Notes on grief: from a bystander

We live at a time of unpleasant change. The pandemic has caused a dismal unfamiliarity to creep into the cherished familiar, changing relationships and common occurrences. Hugs, the most healing of mammal interactions, require a total sterilisation of bodies. Text messages and phone-calls, earlier anticipated eagerly as forms of communication that kept us abreast with the lives of loved ones and world news, are now harbingers of grief.

I knew Seher was in hospital; in ICU. But I assumed she would make it. I’d had a glimpse of her feisty spirit, that she hid well under her warm smile and gentle demeanour, when we worked together on Bhaag Beanie Bhaag; she was my producer and thus my employer. I would tease her often, because I liked seeing her laugh. I’d refer to her as ‘Seth ji’; she would threaten not to sign my cheques. It never occurred to me that Seher may pass away, even when her close friend Shivani added the words ‘tough situation’ to every enquiry I made about Seher’s health. Sure it was a tough situation, but it was Seher. She was a tough cookie!
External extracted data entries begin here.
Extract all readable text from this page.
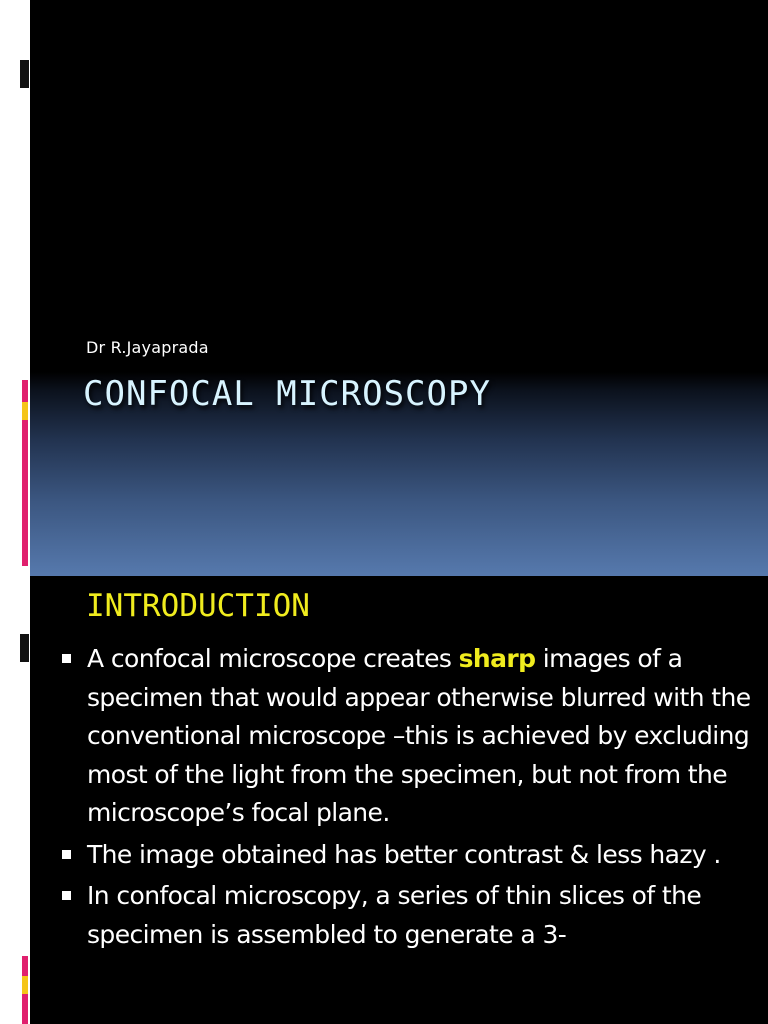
Dr R.Jayaprada
CONFOCAL MICROSCOPY
INTRODUCTION
A confocal microscope creates sharp images of a specimen that would appear otherwise blurred with the conventional microscope –this is achieved by excluding most of the light from the specimen, but not from the microscope’s focal plane.
The image obtained has better contrast & less hazy .
In confocal microscopy, a series of thin slices of the specimen is assembled to generate a 3-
In a surreal but perhaps entirely obvious coincidence, I was on camera, in a Zoom interview, with a co-actor, promoting a just-released short film, when a text beeped on my phone. Since the other actor was answering I muted my window and opened it—Devastating news. Seher (Latif) passed away.

I stared at my phone numbed. I had spoken to Shivani the night before and she had said that even though Seher was on the ventilator, her vitals were stable. I replied mechanically, “Oh no!”

I had missed the interviewer’s question. I blinked. She repeated. She was smiling warmly. There was an opportunity to give a witty reply. I couldn’t rise to the occasion. I gave a generic reply and luckily the interview ended. I had five minutes to take in the tragedy, before the next interview began. My hairstylist started dabbing my face and fluffing my hair. Seher is no more. There were no tears. Just palpitations that came and ebbed.

It wasn’t an unfamiliar feeling. Just three nights ago, while at dinner at a friend’s house, I had interrupted a genuinely funny story narrated with some flair when my eye caught a text message from my best friend—My father passed away just now.

“Oh My God,” I exclaimed, disrupting dessert and the bonhomie. I made apologies and excused myself. The palpitations came as I furiously texted back and forth with my bestie. I had met uncle only once but I knew what he meant to my friend.I texted reassuring platitudes that I knew would be of little comfort. I went back to dinner in a haze.

Back at my promotions, my break was over and the next interviewer was ready. I, too, was ready with my template answers, my template smile and my template giggle. The next time I opened my phone, there were numerous updates on the WhatsApp group of my cousins. A cousin, who is getting married in December, posted her gorgeous ‘Save The Date’. She was jokingly chiding us to reply more enthusiastically. Everyone began to comply. Something snapped in me. “My friend died today. Sorry. Unable,” I replied in a sullen manner. A flurry of apologies followed from her.

“It’s okay, life must go on,” I replied, feeling ashamed and petty. I posted the customary happy, excited, party emojis and stickers.

I thought again of poor Seher. I felt like an imposter—doing promotions for a film the day my friend died, getting all dressed up and sitting in front of cameras and giggling instead of locking myself up in the bathroom and allowing myself to acknowledge how crushed I felt. What a terrible occupational hazard—the need to perform for the outside world irrespective of one’s internal world. Was it the curse of every single person in public life or was I the only one cheating on my grief? Or, are these times just so brutal that life is forced to go on, without even a moment to blink away tears, because the death statistics are now populated with too many people we know?

The writer is an award-winning Bollywood actor and sometime writer and social commentator.